The paws cluster uses the upstream recommended storage driver for docker (overlay2), which requires the overlay filesystem to be enabled on the node. The overlay kernel module is blacklisted in puppet however, and seems to be inconsistently applied - loadable sometimes and not others. This has caused several outages already.

Would be great if it could be removed from the blacklist on toolforge.

https://docs.docker.com/engine/userguide/storagedriver/overlayfs-driver/
https://www.coshx.com/blog/2016/06/16/wheres-my-overlay/

Event Timeline

Restricted Application added a subscriber: Aklapper. · View Herald TranscriptJan 2 2018, 10:39 PM

tools-paws-worker-1019 is currently in a broken state due to this (journalctl -u docker)

The module was initially blacklisted since there were multiple security issues which exploited privilege escalation bugs in overlayfs. Since then trusty has gained support for disabling unprivileged user namepaces (which was enabled), which was the biggest risk. I'm fine with adding a Hiera setting to disable the blacklist for Docker hosts.

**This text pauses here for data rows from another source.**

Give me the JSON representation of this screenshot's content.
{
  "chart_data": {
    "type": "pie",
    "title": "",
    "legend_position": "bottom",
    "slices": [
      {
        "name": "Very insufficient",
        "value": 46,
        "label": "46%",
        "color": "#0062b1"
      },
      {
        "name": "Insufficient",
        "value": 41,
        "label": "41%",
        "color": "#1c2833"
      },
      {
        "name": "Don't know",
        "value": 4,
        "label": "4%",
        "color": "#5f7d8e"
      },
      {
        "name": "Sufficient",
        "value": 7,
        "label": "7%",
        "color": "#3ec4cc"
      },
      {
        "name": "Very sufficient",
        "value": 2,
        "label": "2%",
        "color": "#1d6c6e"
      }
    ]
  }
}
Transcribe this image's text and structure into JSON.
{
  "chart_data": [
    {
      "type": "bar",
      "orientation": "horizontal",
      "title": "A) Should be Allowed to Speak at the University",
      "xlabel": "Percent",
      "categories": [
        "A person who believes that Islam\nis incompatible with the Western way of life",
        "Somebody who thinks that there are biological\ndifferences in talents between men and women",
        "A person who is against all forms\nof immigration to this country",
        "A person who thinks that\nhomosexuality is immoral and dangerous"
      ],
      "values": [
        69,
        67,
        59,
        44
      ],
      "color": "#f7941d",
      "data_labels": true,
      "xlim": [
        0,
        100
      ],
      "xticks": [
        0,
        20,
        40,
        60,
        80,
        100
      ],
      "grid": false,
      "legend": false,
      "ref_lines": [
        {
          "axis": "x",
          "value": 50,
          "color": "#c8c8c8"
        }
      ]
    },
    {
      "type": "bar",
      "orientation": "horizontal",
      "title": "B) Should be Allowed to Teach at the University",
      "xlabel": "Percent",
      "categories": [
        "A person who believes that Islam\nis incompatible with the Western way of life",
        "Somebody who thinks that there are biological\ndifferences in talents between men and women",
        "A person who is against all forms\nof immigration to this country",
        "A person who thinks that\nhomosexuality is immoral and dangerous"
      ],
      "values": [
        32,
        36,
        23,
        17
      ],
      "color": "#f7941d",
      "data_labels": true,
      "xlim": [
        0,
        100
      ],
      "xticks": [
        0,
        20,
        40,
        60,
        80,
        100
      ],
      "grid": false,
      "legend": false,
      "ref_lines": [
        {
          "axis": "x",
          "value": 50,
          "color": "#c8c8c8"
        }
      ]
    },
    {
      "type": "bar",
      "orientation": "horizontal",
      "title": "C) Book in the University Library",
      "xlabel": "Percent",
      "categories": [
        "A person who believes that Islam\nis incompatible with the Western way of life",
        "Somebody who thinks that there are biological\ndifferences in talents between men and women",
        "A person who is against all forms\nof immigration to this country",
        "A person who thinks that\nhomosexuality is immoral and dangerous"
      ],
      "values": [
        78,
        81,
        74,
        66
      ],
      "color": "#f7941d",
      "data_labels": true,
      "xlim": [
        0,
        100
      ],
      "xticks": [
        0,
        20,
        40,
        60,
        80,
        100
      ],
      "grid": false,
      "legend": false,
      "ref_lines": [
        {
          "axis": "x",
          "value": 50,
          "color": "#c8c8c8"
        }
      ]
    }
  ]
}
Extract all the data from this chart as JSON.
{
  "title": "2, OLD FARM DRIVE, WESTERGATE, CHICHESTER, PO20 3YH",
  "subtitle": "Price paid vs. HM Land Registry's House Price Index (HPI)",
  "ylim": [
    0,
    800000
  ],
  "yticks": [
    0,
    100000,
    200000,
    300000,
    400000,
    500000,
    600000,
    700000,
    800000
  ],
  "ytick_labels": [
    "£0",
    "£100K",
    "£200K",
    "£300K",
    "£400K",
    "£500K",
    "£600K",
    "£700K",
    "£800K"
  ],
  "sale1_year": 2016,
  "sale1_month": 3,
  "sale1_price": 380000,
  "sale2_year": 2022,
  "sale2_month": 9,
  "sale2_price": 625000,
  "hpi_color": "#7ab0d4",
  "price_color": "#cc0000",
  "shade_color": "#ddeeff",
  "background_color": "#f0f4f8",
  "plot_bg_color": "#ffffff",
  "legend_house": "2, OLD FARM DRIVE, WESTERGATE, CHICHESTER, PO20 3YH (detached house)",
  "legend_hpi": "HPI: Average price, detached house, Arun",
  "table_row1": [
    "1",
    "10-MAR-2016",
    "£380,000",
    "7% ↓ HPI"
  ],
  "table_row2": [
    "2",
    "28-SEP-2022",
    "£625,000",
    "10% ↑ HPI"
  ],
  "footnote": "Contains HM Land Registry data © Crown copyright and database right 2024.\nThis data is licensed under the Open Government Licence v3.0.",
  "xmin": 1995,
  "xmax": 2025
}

For the rest of the fleet we don't have a use for it and should keep it blacklisted.

Change 402068 had a related patch set uploaded (by Rush; owner: cpettet):
[operations/puppet@production] tools: need overlay module for overlay2 for k8s

https://gerrit.wikimedia.org/r/402068

Details:

  • modules/base/manifests/kernel.pp blacklists 'overlay' and 'overlayfs' (name changed)
  • results in /etc/modprobe.d/blacklist-wmf.conf

To temporarily fix up tools-paws-master-01.tools.eqiad.wmflabs which was hosed by this (for some reason?...possibly never rebooted post install until the break?):

  • edited /etc/modprobe.d/blacklist-wmf.conf
  • insmod overlay
  • echo "overlay" > /etc/modules-load.d/overlay.conf
  • /sbin/reboot
  • lsmod | grep overlay
chasemp triaged this task as High priority.Jan 4 2018, 3:37 PM
chasemp updated the task description. (Show Details)

Change 402075 had a related patch set uploaded (by Andrew Bogott; owner: Andrew Bogott):
[operations/puppet@production] kmod blacklist: allow ensure => absent for a given blacklist

https://gerrit.wikimedia.org/r/402075

Change 402075 merged by Andrew Bogott:
[operations/puppet@production] kmod blacklist: allow ensure => absent for a given blacklist

https://gerrit.wikimedia.org/r/402075

Change 402068 merged by Andrew Bogott:
[operations/puppet@production] tools: need overlay module for overlay2 for k8s

https://gerrit.wikimedia.org/r/402068

Andrew added a comment.Jan 4 2018, 5:16 PM
-blacklist overlay
-install overlay /bin/true
-blacklist overlayfs
-install overlayfs /bin/true

applied on all tools VMs.

Would be good for someone to verify that this has the desired effect.

Mentioned in SAL (#wikimedia-cloud) [2018-01-04T17:24:23Z] <andrewbogott> rebooting tools-paws-worker-1019 to verify repair of T184018

Andrew closed this task as Resolved.Jan 4 2018, 5:29 PM
Andrew claimed this task.

After a reboot:

root@tools-paws-worker-1019:~# lsmod | grep overlay
overlay                49152  7

@yuvipanda can you do a sanity check here whenever you have a minute?